A Trojan horse program now available to a growing number of fraudsters can add data entry fields to legitimate online banking sites and entice consumers to give up sensitive information such as bank card numbers and PINs (personal identification numbers).
The Limbo malware integrates itself into a Web browser using a technique called HTML (Hypertext Markup Language) injection, said Uri Rivner, head of new technologies at RSA Consumer Solutions, a division of EMC. Because it’s so closely integrated in the browser, it can operate even while the user is at the real bank site and can actually change the layout of that site, he said.
“Nothing tells you that something is wrong here, with one exception: You’re being asked to provide some information that you were never asked to do before,” Rivner said during a briefing for reporters and analysts earlier this week. “If you are convinced that you are now communicating with the bank, the fraudsters can get away with anything they like.”
Limbo can get onto a user’s computer through many paths, including both pop-up messages that ask you to download an add-on program and methods that are invisible to the user, he said. They sometimes get on to PCs in conjunction with other phishing attacks.
And like other malware programs, Limbo is becoming available to more fraudsters through an underground market that includes a complex supply chain and falling prices, according to Rivner. Limbo costs about US$350, down from about $1,000 a year ago and $5,000 two years ago, he said.
“The big trend here is that it’s becoming affordable,” Rivner said.

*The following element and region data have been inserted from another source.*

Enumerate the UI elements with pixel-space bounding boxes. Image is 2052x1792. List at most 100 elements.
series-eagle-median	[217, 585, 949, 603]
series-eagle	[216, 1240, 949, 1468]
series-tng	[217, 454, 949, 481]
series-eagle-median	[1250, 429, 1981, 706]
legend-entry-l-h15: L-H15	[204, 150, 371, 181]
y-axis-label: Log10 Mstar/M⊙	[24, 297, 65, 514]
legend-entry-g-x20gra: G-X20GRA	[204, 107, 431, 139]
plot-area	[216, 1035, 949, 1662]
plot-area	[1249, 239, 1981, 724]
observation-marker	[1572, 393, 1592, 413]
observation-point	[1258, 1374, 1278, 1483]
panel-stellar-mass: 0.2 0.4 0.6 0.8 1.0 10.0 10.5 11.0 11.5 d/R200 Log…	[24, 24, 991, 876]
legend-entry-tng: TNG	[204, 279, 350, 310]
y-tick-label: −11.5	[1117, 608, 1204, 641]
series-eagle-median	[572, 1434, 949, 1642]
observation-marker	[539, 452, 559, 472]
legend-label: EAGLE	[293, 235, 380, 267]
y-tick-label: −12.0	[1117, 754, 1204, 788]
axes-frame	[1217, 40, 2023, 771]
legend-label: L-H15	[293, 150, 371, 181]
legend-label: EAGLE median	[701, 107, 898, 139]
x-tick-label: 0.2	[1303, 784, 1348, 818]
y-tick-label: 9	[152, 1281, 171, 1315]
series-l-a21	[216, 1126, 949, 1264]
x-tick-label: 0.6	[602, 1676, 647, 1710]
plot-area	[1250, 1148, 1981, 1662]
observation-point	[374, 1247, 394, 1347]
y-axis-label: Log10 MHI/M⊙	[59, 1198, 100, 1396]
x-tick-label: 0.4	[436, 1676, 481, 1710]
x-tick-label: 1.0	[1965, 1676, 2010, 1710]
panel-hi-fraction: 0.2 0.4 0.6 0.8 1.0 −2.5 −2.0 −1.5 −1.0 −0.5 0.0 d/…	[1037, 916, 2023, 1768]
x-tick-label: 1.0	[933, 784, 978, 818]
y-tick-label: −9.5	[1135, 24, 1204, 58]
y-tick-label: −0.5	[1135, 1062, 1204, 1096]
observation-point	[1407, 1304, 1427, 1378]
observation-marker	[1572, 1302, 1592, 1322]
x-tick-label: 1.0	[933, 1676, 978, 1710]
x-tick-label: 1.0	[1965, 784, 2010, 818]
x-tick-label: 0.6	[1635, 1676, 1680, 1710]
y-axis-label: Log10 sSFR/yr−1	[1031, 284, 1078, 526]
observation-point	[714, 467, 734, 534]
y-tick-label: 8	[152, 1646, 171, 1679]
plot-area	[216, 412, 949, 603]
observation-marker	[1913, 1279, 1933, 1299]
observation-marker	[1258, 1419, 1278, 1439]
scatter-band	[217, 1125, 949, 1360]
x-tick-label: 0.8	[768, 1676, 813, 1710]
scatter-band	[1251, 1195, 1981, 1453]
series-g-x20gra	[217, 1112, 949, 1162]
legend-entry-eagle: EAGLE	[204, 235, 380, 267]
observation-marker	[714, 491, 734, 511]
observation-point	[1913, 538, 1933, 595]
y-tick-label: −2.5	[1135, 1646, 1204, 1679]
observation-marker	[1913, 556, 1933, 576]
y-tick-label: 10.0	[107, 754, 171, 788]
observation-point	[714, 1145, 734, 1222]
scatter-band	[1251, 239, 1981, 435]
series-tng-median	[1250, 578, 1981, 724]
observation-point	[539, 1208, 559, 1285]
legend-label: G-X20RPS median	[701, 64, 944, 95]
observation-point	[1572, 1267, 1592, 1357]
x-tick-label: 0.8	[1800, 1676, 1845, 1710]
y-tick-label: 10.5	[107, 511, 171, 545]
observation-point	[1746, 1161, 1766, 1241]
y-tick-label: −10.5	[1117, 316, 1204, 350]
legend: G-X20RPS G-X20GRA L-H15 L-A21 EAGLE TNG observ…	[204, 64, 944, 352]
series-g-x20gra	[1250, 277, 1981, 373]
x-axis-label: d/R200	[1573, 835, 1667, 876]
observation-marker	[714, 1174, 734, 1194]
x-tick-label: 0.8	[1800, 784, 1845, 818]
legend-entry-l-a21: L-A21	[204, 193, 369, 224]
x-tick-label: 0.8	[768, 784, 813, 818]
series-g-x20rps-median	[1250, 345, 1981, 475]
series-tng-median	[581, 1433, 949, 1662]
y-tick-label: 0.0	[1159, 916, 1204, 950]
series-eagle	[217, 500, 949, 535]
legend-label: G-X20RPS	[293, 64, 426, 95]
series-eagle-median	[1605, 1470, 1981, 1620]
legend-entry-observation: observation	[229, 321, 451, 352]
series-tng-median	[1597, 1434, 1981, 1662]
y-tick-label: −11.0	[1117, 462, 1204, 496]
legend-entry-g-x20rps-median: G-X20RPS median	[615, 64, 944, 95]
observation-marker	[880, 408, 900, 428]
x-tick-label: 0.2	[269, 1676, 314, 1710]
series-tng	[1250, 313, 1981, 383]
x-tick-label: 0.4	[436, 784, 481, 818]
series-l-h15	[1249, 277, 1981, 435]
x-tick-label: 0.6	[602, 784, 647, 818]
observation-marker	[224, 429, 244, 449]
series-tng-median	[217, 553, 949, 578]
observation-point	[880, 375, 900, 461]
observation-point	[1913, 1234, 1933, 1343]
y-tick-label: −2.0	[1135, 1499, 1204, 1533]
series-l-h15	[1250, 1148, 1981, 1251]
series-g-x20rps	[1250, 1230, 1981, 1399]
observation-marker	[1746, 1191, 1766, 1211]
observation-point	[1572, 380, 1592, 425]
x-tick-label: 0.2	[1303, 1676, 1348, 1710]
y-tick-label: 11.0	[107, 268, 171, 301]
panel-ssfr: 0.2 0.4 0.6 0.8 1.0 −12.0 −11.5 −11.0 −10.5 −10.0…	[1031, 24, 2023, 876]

The online fraud marketplace consists of “harvesters” who collect user information and “cashout” operations that use the information to do whatever has to be done to translate that information into money. For example, harvesters may capture credit-card numbers and cashout operations may use those cards to buy products online, have them delivered to an address, and sell them on the black market, he said. The two classes of fraudsters typically meet and do business with each other in IRC chatrooms and dedicated Web forums, where the most successful fraudsters are the ones who develop a reputation for working reliably and honestly with other participants, Rivner said.
Now, some fraudsters are taking a SaaS (software-as-a-service) approach, selling malware, access to botnets and everything else a person needs to become a harvester of data on unsuspecting consumers, according to Rivner. Having paid the price for this service, the harvesters can then take the identities stolen with it and sell them at a profit. The ease of going into business with this model may dramatically increase the volume of online fraud, he said.
“If phishing were a stock, I would invest in it,” Rivner said.
At RSA, the encryption giant that became EMC’s security business through a $2.1 billion acquisition in 2006, the target for combatting online banking fraud is the cashing-out step. The company sells software that looks at every transaction a customer makes and assesses the level of risk, Rivner said. It may look at the IP (Internet Protocol) address from which the site is being accessed, as well as that user’s typical pattern of transactions. If the risk level is high, the bank can block the transaction and contact the customer directly, he said.
This approach is increasingly being used by banks because of the difficulty of tracking down and eradicating malware and phishing, Rivner said. There may be numerous Trojans on a customer’s computer, but the bank isn’t hurt by any of them until a fraudster tries to use them to divert money from an account, he said.